Após acordar em completo desespero e querer ser eu, deitei nos seus braços e me

apaixonei pela vida pela primeira vez. A estrada estendia-se lá fora e a gente acelerava

para lugar nenhum ainda mais rápido. Você me prometeu que tudo que eu

conhecia podia ser apenas uma memória distante e eu gostava de pintar as unhas

de vermelho no painel do seu carro, parar em lojas de conveniência e ser completa

inconveniência.

Sabe esses devaneios absurdos que a gente até se autocensura de tão remotas

as possibilidades concebidas em sonho? Eu cheguei muito perto. Naquele cansaço

absoluto, despenquei, como nunca tinha escorregado antes. Eu, que sempre neguei,

neguei por consequência, resolvi, por pura urgência e cansaço, a própria inconsequência.

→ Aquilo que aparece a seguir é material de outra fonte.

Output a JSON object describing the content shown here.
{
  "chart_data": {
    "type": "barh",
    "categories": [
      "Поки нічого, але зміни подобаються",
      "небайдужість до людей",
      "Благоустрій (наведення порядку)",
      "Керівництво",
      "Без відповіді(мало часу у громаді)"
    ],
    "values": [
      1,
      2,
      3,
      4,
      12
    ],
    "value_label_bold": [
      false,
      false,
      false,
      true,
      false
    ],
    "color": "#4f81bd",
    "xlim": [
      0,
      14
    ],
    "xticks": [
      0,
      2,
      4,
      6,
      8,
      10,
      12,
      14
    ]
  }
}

Era bem certo que você não faria bem, eu queria o seu mal, precisava dessa

maldade puro libido, volúpia inteira.

Eu me sentia uma princesa rasgando o vestido e soltando o longo cabelo negro

em uma boate suburbana, era maravilhoso, era vasto e você ainda me chamava

de princesa. Tudo começou com um inofensivo convite para dar uma volta no

mundo de baixo e a lembrança de que esse mundo é apenas o mundo do meio, em

pouco tempo nos agarrávamos como duas serpentes, eu não conseguia manter as

minhas mãos longe das suas, era a primeira vez que me desesperava de tal forma,

nosso amor barato vivia em qualquer lugar — tinha alguma combinação quase que

completamente barroca na nossa vida glamorosa e marginal, assim como a cobra no

banco de trás e seu sonido acompanhava bonito a trilha sonora da nossa trilha que ia

do nada ao nada. Você era alto e flertava com as meninas das pequenas cidades onde

parávamos, elas também enlouqueciam, sabíamos bem da traição mútua em segredo

e a aceitávamos numa tentativa plena de amar amor inteiro.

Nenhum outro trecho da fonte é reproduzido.